De gele lis bezwijkt inmiddels onder de last van de doosvruchten, die daardoor vaak in het water hangen, zodat de drijvende zaden voor verdere verspreiding kunnen zorgen. Moeder fuut fungeert als bakfiets met haar kroost op de rug.


Tegenwoordig loopt de afwatering van de Lopikerwaard niet meer via de Hooge Boezem, maar via de Lange Vliet met het nieuwe poldergemaal De Keulevaart.


Ik bereik riviertje de Vlist bij Polsstokclub De Vlist in dorp Vlist. Op het dak van het clubgebouw een witte kwikstaart met de bek vol lekkernijen. Middels aanloopschansen, qua lengte aangepast aan leeftijd en geslacht, kom je met de polsstok over een waterpartij in het rulle zand terecht (als je het goed doet), en liefst zo ver mogelijk. ‘Fierljeppen’ in de provincie Utrecht. Het prachtige riviertje de Vlist tussen Schoonhoven en Haastrecht vormt de grens tussen Krimpenerwaard en Lopikerwaard.


Via een onverhard pad, geplaveid met varkensgras en schijfkamille, wandel ik om de ‘Hooge Boezem achter Haastrecht’ heen. Twee hazen in ruste zijn net zichtbaar in het hoge gras.


In de weilanden naast de boezem hebben grote groepen meeuwen zich verzameld met hun opgroeiende jeugd. Bij het open water van het Doove Gat ook veel meeuwen, maar nog meer ganzen. Twee kokmeeuwen staan op twee meerpalen vlak naast elkaar om het laatste nieuws door te nemen.

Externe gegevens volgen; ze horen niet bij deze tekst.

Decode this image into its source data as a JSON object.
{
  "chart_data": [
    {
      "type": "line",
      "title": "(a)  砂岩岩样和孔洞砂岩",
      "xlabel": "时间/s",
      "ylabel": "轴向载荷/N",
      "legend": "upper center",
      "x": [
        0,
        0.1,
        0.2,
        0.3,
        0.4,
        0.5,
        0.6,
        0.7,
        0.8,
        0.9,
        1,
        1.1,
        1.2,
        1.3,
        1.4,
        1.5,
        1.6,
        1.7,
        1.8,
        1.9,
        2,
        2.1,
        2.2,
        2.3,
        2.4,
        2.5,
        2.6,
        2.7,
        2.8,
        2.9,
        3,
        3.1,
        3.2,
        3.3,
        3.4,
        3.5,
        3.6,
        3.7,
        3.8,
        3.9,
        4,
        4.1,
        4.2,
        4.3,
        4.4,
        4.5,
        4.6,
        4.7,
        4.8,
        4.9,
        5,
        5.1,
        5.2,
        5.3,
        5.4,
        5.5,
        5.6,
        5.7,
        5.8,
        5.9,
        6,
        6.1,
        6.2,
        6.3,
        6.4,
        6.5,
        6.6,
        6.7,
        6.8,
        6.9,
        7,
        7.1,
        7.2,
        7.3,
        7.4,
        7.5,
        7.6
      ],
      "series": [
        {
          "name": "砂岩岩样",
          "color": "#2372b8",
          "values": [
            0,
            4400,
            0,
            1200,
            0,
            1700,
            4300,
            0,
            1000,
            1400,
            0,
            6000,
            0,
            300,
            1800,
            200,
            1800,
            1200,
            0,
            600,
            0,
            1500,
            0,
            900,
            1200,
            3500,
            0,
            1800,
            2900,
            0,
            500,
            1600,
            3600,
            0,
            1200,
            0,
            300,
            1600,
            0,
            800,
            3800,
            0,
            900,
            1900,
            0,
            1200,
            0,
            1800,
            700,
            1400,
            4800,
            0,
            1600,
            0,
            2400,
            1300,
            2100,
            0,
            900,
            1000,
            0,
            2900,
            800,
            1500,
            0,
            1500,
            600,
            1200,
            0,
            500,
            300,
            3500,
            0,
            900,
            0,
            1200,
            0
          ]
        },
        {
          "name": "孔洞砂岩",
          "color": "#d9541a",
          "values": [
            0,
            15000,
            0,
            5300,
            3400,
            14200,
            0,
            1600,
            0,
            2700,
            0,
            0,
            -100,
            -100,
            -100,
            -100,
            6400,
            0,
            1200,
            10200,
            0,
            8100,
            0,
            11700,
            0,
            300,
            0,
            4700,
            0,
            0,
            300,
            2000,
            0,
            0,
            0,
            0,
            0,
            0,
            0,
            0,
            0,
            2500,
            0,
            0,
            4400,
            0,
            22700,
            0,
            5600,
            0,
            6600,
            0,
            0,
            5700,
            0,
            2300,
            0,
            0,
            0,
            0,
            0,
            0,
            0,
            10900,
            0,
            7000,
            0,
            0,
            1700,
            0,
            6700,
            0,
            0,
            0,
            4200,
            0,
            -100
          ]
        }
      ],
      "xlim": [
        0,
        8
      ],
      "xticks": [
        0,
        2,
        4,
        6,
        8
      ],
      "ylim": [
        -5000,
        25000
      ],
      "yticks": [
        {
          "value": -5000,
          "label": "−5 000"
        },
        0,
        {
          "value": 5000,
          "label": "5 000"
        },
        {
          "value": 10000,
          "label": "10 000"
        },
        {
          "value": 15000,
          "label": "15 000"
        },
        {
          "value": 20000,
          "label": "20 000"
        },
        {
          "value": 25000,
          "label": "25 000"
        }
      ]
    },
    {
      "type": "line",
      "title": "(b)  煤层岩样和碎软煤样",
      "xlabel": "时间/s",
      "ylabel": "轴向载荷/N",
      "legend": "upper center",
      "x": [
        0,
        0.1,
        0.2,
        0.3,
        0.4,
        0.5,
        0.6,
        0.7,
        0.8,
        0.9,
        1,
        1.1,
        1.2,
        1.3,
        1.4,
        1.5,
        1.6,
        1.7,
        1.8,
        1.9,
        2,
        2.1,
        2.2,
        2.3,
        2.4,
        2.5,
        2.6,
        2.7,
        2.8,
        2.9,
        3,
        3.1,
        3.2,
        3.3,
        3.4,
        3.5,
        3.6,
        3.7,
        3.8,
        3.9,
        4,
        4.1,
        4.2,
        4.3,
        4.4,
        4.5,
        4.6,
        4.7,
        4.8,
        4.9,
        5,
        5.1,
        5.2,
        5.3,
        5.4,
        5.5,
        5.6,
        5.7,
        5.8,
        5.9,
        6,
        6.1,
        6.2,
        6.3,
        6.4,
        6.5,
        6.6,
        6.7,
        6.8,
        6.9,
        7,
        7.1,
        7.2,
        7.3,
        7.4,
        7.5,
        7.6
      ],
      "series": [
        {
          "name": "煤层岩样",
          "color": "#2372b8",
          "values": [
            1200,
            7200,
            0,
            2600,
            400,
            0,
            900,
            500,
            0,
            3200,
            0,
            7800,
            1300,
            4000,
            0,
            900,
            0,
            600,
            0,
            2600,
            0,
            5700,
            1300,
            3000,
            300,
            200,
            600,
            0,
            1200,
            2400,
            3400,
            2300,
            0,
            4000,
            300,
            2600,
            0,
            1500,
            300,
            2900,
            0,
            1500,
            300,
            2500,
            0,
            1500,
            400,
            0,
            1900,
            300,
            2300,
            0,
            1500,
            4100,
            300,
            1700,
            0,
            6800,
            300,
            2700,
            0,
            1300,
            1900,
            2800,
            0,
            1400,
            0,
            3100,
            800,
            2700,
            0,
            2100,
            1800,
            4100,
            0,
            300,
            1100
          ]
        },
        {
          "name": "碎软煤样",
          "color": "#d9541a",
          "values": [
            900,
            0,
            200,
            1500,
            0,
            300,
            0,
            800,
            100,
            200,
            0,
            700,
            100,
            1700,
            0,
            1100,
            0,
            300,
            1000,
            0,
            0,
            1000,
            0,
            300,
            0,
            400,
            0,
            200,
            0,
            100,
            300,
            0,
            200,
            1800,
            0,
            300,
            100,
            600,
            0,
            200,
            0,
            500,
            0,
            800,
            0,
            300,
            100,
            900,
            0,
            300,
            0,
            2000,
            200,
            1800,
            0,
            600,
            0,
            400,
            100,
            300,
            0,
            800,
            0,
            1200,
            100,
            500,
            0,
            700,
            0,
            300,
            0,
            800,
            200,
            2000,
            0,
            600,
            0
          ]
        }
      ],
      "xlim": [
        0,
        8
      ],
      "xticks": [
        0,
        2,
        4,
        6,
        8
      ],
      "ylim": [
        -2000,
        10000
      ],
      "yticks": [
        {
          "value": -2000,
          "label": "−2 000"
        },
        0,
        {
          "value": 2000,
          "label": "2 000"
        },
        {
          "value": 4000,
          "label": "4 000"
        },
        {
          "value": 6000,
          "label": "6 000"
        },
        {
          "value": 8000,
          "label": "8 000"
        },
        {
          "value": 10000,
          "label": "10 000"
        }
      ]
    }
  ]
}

Boezemmolen 6 (de enige van de zeven die er ooit stonden om water van de Vlist in de Hooge Boezem te pompen) domineert de omgeving. Twee jaar geleden fietste ik in mei langs de Hooge Boezem en was geschokt door het grote aantal dooie meeuwen in de broedkolonie door de vogelgriep (‘Krimpenerwaard’. In: No.10, 2023). De kolonie lijkt er nu geen last meer van te hebben: natuurlijke selectie!


De route leidt me aan de westelijke buitenrand van Haastrecht door een stuk bos, waar groot heksenkruid overvloedig bloeit. Het bos blijkt onderdeel te zijn van de Overtuin, behorend bij Woonhuis Museum Paulina Bisdom van Vliet. Zoals drie weken geleden gezien, is het woonhuis van de schatrijke Paulina nog in de staat waarin zij het bij overlijden in 1923 achterliet. Het staat in de Top 100 van de Rijksdienst voor Monumentenzorg.


In de Overtuin, die we drie weken geleden niet konden bezoeken, stuit ik op een uitje van de Zonnebloem. Door een gids wordt uitleg gegeven bij de graftombe van Paulina (1840–1923) en haar jong overleden echtgenoot Johan Jacob le Fèvre de Montigny (1840–1881). En… bij het graf van haar lievelingshond Nora (1893–1906). Ik laat me de uitleg van de gids welgevallen. Vanuit de Overtuin prachtig zicht op het statige woonhuis aan de overzijde van de doorgaande weg.